…govt popularity test
Prezzie just made a quite interest suggestion: to wit, Local Government elections in 2018 is gonna be a test of his government’s popularity. There was a time when the PNC were serious about Local Government – but that statement confirms those days are looong gone. Their seriousness was signalled back then by their insistence that political parties at the centre shouldn’t contest these elections, since that would simply transfer the imperatives that drive national politics down to the local level.
So, rather than using Local Government to give autonomy to local people, by having them launch new groupings to contest the elections to deal with their local issues on their merit, we now have the election as a straw poll on the government’s popularity!

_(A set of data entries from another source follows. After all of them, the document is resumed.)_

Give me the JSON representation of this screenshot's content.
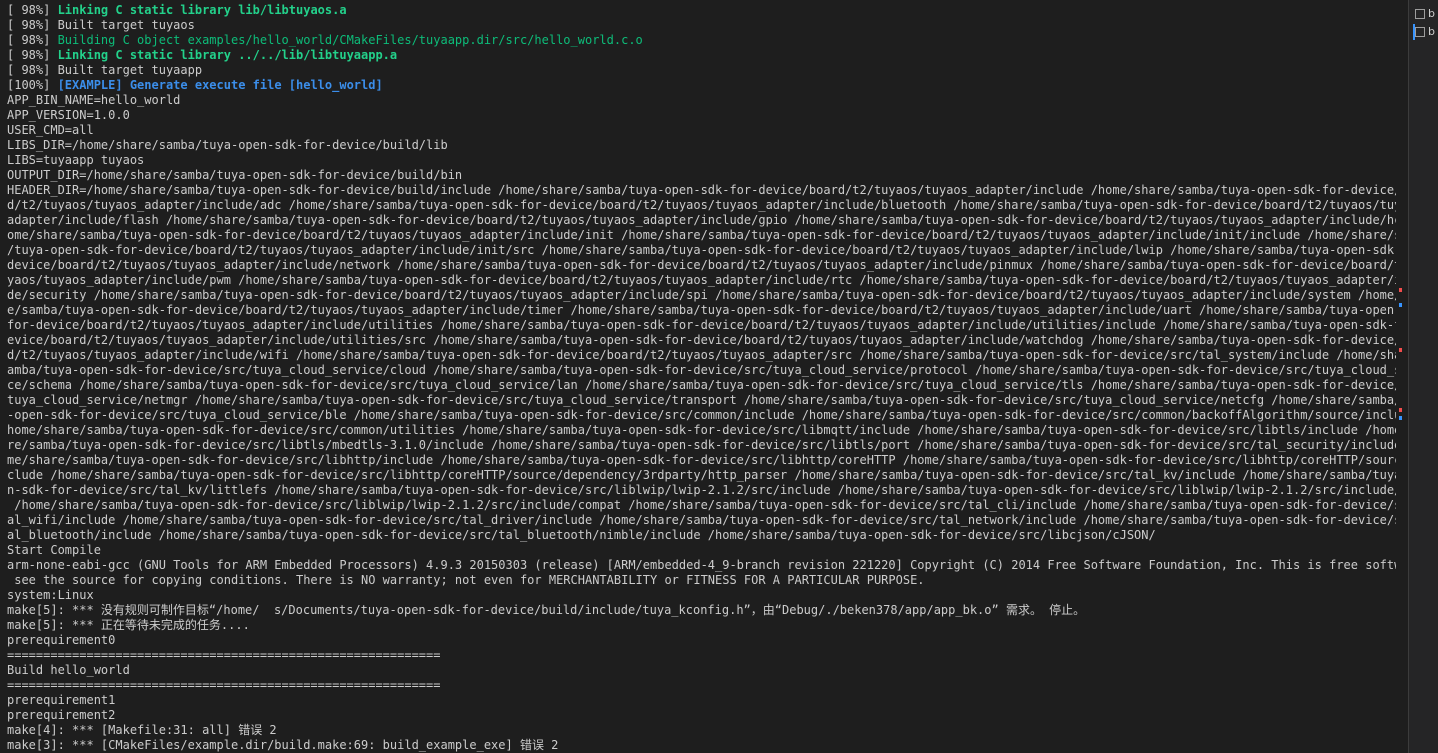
{
  "colors": {
    "background": "#1e1e1e",
    "text": "#cccccc",
    "green_bold": "#23d18b",
    "green": "#0dbc79",
    "blue_bold": "#3b8eea",
    "gutter_red": "#f14c4c",
    "gutter_blue": "#3794ff"
  },
  "terminal": {
    "lines": [
      {
        "text": "[ 98%] ",
        "rest": "Linking C static library lib/libtuyaos.a",
        "style": "green-bold"
      },
      {
        "text": "[ 98%] Built target tuyaos",
        "rest": "",
        "style": "plain"
      },
      {
        "text": "[ 98%] ",
        "rest": "Building C object examples/hello_world/CMakeFiles/tuyaapp.dir/src/hello_world.c.o",
        "style": "green"
      },
      {
        "text": "[ 98%] ",
        "rest": "Linking C static library ../../lib/libtuyaapp.a",
        "style": "green-bold"
      },
      {
        "text": "[ 98%] Built target tuyaapp",
        "rest": "",
        "style": "plain"
      },
      {
        "text": "[100%] ",
        "rest": "[EXAMPLE] Generate execute file [hello_world]",
        "style": "blue-bold"
      },
      {
        "text": "APP_BIN_NAME=hello_world",
        "rest": "",
        "style": "plain"
      },
      {
        "text": "APP_VERSION=1.0.0",
        "rest": "",
        "style": "plain"
      },
      {
        "text": "USER_CMD=all",
        "rest": "",
        "style": "plain"
      },
      {
        "text": "LIBS_DIR=/home/share/samba/tuya-open-sdk-for-device/build/lib",
        "rest": "",
        "style": "plain"
      },
      {
        "text": "LIBS=tuyaapp tuyaos",
        "rest": "",
        "style": "plain"
      },
      {
        "text": "OUTPUT_DIR=/home/share/samba/tuya-open-sdk-for-device/build/bin",
        "rest": "",
        "style": "plain"
      },
      {
        "text": "HEADER_DIR=/home/share/samba/tuya-open-sdk-for-device/build/include /home/share/samba/tuya-open-sdk-for-device/board/t2/tuyaos/tuyaos_adapter/include /home/share/samba/tuya-open-sdk-for-device/boar",
        "rest": "",
        "style": "plain"
      },
      {
        "text": "d/t2/tuyaos/tuyaos_adapter/include/adc /home/share/samba/tuya-open-sdk-for-device/board/t2/tuyaos/tuyaos_adapter/include/bluetooth /home/share/samba/tuya-open-sdk-for-device/board/t2/tuyaos/tuyaos_",
        "rest": "",
        "style": "plain"
      },
      {
        "text": "adapter/include/flash /home/share/samba/tuya-open-sdk-for-device/board/t2/tuyaos/tuyaos_adapter/include/gpio /home/share/samba/tuya-open-sdk-for-device/board/t2/tuyaos/tuyaos_adapter/include/hci /h",
        "rest": "",
        "style": "plain"
      },
      {
        "text": "ome/share/samba/tuya-open-sdk-for-device/board/t2/tuyaos/tuyaos_adapter/include/init /home/share/samba/tuya-open-sdk-for-device/board/t2/tuyaos/tuyaos_adapter/include/init/include /home/share/samba",
        "rest": "",
        "style": "plain"
      },
      {
        "text": "/tuya-open-sdk-for-device/board/t2/tuyaos/tuyaos_adapter/include/init/src /home/share/samba/tuya-open-sdk-for-device/board/t2/tuyaos/tuyaos_adapter/include/lwip /home/share/samba/tuya-open-sdk-for-",
        "rest": "",
        "style": "plain"
      },
      {
        "text": "device/board/t2/tuyaos/tuyaos_adapter/include/network /home/share/samba/tuya-open-sdk-for-device/board/t2/tuyaos/tuyaos_adapter/include/pinmux /home/share/samba/tuya-open-sdk-for-device/board/t2/tu",
        "rest": "",
        "style": "plain"
      },
      {
        "text": "yaos/tuyaos_adapter/include/pwm /home/share/samba/tuya-open-sdk-for-device/board/t2/tuyaos/tuyaos_adapter/include/rtc /home/share/samba/tuya-open-sdk-for-device/board/t2/tuyaos/tuyaos_adapter/inclu",
        "rest": "",
        "style": "plain"
      },
      {
        "text": "de/security /home/share/samba/tuya-open-sdk-for-device/board/t2/tuyaos/tuyaos_adapter/include/spi /home/share/samba/tuya-open-sdk-for-device/board/t2/tuyaos/tuyaos_adapter/include/system /home/shar",
        "rest": "",
        "style": "plain"
      },
      {
        "text": "e/samba/tuya-open-sdk-for-device/board/t2/tuyaos/tuyaos_adapter/include/timer /home/share/samba/tuya-open-sdk-for-device/board/t2/tuyaos/tuyaos_adapter/include/uart /home/share/samba/tuya-open-sdk-",
        "rest": "",
        "style": "plain"
      },
      {
        "text": "for-device/board/t2/tuyaos/tuyaos_adapter/include/utilities /home/share/samba/tuya-open-sdk-for-device/board/t2/tuyaos/tuyaos_adapter/include/utilities/include /home/share/samba/tuya-open-sdk-for-d",
        "rest": "",
        "style": "plain"
      },
      {
        "text": "evice/board/t2/tuyaos/tuyaos_adapter/include/utilities/src /home/share/samba/tuya-open-sdk-for-device/board/t2/tuyaos/tuyaos_adapter/include/watchdog /home/share/samba/tuya-open-sdk-for-device/boar",
        "rest": "",
        "style": "plain"
      },
      {
        "text": "d/t2/tuyaos/tuyaos_adapter/include/wifi /home/share/samba/tuya-open-sdk-for-device/board/t2/tuyaos/tuyaos_adapter/src /home/share/samba/tuya-open-sdk-for-device/src/tal_system/include /home/share/s",
        "rest": "",
        "style": "plain"
      },
      {
        "text": "amba/tuya-open-sdk-for-device/src/tuya_cloud_service/cloud /home/share/samba/tuya-open-sdk-for-device/src/tuya_cloud_service/protocol /home/share/samba/tuya-open-sdk-for-device/src/tuya_cloud_servi",
        "rest": "",
        "style": "plain"
      },
      {
        "text": "ce/schema /home/share/samba/tuya-open-sdk-for-device/src/tuya_cloud_service/lan /home/share/samba/tuya-open-sdk-for-device/src/tuya_cloud_service/tls /home/share/samba/tuya-open-sdk-for-device/src/",
        "rest": "",
        "style": "plain"
      },
      {
        "text": "tuya_cloud_service/netmgr /home/share/samba/tuya-open-sdk-for-device/src/tuya_cloud_service/transport /home/share/samba/tuya-open-sdk-for-device/src/tuya_cloud_service/netcfg /home/share/samba/tuya",
        "rest": "",
        "style": "plain"
      },
      {
        "text": "-open-sdk-for-device/src/tuya_cloud_service/ble /home/share/samba/tuya-open-sdk-for-device/src/common/include /home/share/samba/tuya-open-sdk-for-device/src/common/backoffAlgorithm/source/include /",
        "rest": "",
        "style": "plain"
      },
      {
        "text": "home/share/samba/tuya-open-sdk-for-device/src/common/utilities /home/share/samba/tuya-open-sdk-for-device/src/libmqtt/include /home/share/samba/tuya-open-sdk-for-device/src/libtls/include /home/sha",
        "rest": "",
        "style": "plain"
      },
      {
        "text": "re/samba/tuya-open-sdk-for-device/src/libtls/mbedtls-3.1.0/include /home/share/samba/tuya-open-sdk-for-device/src/libtls/port /home/share/samba/tuya-open-sdk-for-device/src/tal_security/include /ho",
        "rest": "",
        "style": "plain"
      },
      {
        "text": "me/share/samba/tuya-open-sdk-for-device/src/libhttp/include /home/share/samba/tuya-open-sdk-for-device/src/libhttp/coreHTTP /home/share/samba/tuya-open-sdk-for-device/src/libhttp/coreHTTP/source/in",
        "rest": "",
        "style": "plain"
      },
      {
        "text": "clude /home/share/samba/tuya-open-sdk-for-device/src/libhttp/coreHTTP/source/dependency/3rdparty/http_parser /home/share/samba/tuya-open-sdk-for-device/src/tal_kv/include /home/share/samba/tuya-ope",
        "rest": "",
        "style": "plain"
      },
      {
        "text": "n-sdk-for-device/src/tal_kv/littlefs /home/share/samba/tuya-open-sdk-for-device/src/liblwip/lwip-2.1.2/src/include /home/share/samba/tuya-open-sdk-for-device/src/liblwip/lwip-2.1.2/src/include/lwip",
        "rest": "",
        "style": "plain"
      },
      {
        "text": " /home/share/samba/tuya-open-sdk-for-device/src/liblwip/lwip-2.1.2/src/include/compat /home/share/samba/tuya-open-sdk-for-device/src/tal_cli/include /home/share/samba/tuya-open-sdk-for-device/src/t",
        "rest": "",
        "style": "plain"
      },
      {
        "text": "al_wifi/include /home/share/samba/tuya-open-sdk-for-device/src/tal_driver/include /home/share/samba/tuya-open-sdk-for-device/src/tal_network/include /home/share/samba/tuya-open-sdk-for-device/src/t",
        "rest": "",
        "style": "plain"
      },
      {
        "text": "al_bluetooth/include /home/share/samba/tuya-open-sdk-for-device/src/tal_bluetooth/nimble/include /home/share/samba/tuya-open-sdk-for-device/src/libcjson/cJSON/",
        "rest": "",
        "style": "plain"
      },
      {
        "text": "Start Compile",
        "rest": "",
        "style": "plain"
      },
      {
        "text": "arm-none-eabi-gcc (GNU Tools for ARM Embedded Processors) 4.9.3 20150303 (release) [ARM/embedded-4_9-branch revision 221220] Copyright (C) 2014 Free Software Foundation, Inc. This is free software;",
        "rest": "",
        "style": "plain"
      },
      {
        "text": " see the source for copying conditions. There is NO warranty; not even for MERCHANTABILITY or FITNESS FOR A PARTICULAR PURPOSE.",
        "rest": "",
        "style": "plain"
      },
      {
        "text": "system:Linux",
        "rest": "",
        "style": "plain"
      },
      {
        "text": "make[5]: *** 没有规则可制作目标“/home/  s/Documents/tuya-open-sdk-for-device/build/include/tuya_kconfig.h”，由“Debug/./beken378/app/app_bk.o” 需求。 停止。",
        "rest": "",
        "style": "plain"
      },
      {
        "text": "make[5]: *** 正在等待未完成的任务....",
        "rest": "",
        "style": "plain"
      },
      {
        "text": "prerequirement0",
        "rest": "",
        "style": "plain"
      },
      {
        "text": "============================================================",
        "rest": "",
        "style": "plain"
      },
      {
        "text": "Build hello_world",
        "rest": "",
        "style": "plain"
      },
      {
        "text": "============================================================",
        "rest": "",
        "style": "plain"
      },
      {
        "text": "prerequirement1",
        "rest": "",
        "style": "plain"
      },
      {
        "text": "prerequirement2",
        "rest": "",
        "style": "plain"
      },
      {
        "text": "make[4]: *** [Makefile:31: all] 错误 2",
        "rest": "",
        "style": "plain"
      },
      {
        "text": "make[3]: *** [CMakeFiles/example.dir/build.make:69: build_example_exe] 错误 2",
        "rest": "",
        "style": "plain"
      }
    ]
  },
  "side_panel": {
    "items": [
      {
        "label": "b",
        "active": false
      },
      {
        "label": "b",
        "active": true
      }
    ]
  },
  "gutter_marks": [
    {
      "line": 19,
      "color": "#f14c4c"
    },
    {
      "line": 20,
      "color": "#3794ff"
    },
    {
      "line": 23,
      "color": "#f14c4c"
    },
    {
      "line": 27,
      "color": "#f14c4c"
    },
    {
      "line": 27.5,
      "color": "#3794ff"
    }
  ]
}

But we know, to our cost, that political popularity in Guyana has almost nothing to do with effectiveness, and everything to do with ethnicity. Imagine, when asked why folks at the local level would give the APNU/AFC combine their votes, the best he could offer was they were “proud of having their own towns” and the “green state”!! Really? What exactly has been done to improve, say, Anna Regina — which went to the PPP the last time — to encourage them to change their votes?
But Prezzie probably has in mind places like Georgetown and Bartica, and is expecting an ethnic repeat. But what’s the point? Will he be proud that, for example, Georgetown once again will return Patricia Chase Green and her Gang of Four at the helm of City Hall? What about Local Government freeing Georgetown from corrupt officials? Ooops! That’s only the PPP! What about Georgetowners being captains of their fate and masters of their destiny and all that? But Prezzie will insist that Chase Green — PNC Executive — heads the PNC slate in G/town.
But is that a test of “popularity,” or a test of ethnic loyalties?? We’re going to have a repeat of Bartica in 2016, when Raphael Trotman — putatively from the AFC, as he is again – revealed “the prodigal son has returned home”. Prezzie was more subtle than Amna Ally, who openly called for Barticians not to “split the vote”. He advised, “If we do not stay united, somebody is going to ride a Trojan Horse into this town. A Trojan Horse; they want you to think it is a gift, but the gift is in unity.” But it was the same race card, no?
If this Government’s serious about Local Government, there would’ve been a Local Government Commission in place by now.
Not the foot-dragging by Bulkan, which symbolises the crippling of Local Government and autonomy.
It’s a shad, shad situation.
…contradiction
Prezzie, in defending his government’s electoral popularity, also said: “I want people to accept the notion that the coalition, as a module of inclusionary democracy, is good for Guyana.” Imagine that! Just after the WPA sat across from him to complain they weren’t being “consulted” on matters of Governance!! But, as with the Local Government comment, this statement is revealing about how he sees “inclusionary” government.
And it reveals that the PPP knew what they were talking about when they said they didn’t trust the early talk from the PNC about the idea of “inclusionary government”. What kind of “inclusion” is it when you appoint a man from a party as a Minister but don’t even discuss the matter with the party? As your Eyewitness said earlier, this isn’t “inclusion,” but “buy out”!!
Where’s the “inclusion,” when even the explicitly negotiated Cummingsburg Accord’s been breached so many times it’s not even referred to nowadays.
Even by the fella who got Larwah!
…floods
Ignoring history, the PPP were accused that it was their neglect of Buxton that led to flooding there. So, what’s the story now under this PNC-led govt?
Fact is, while the entire coastland’s a depression between the “backdam” and the “sea wall”, sadly, Buxton’s in a trench.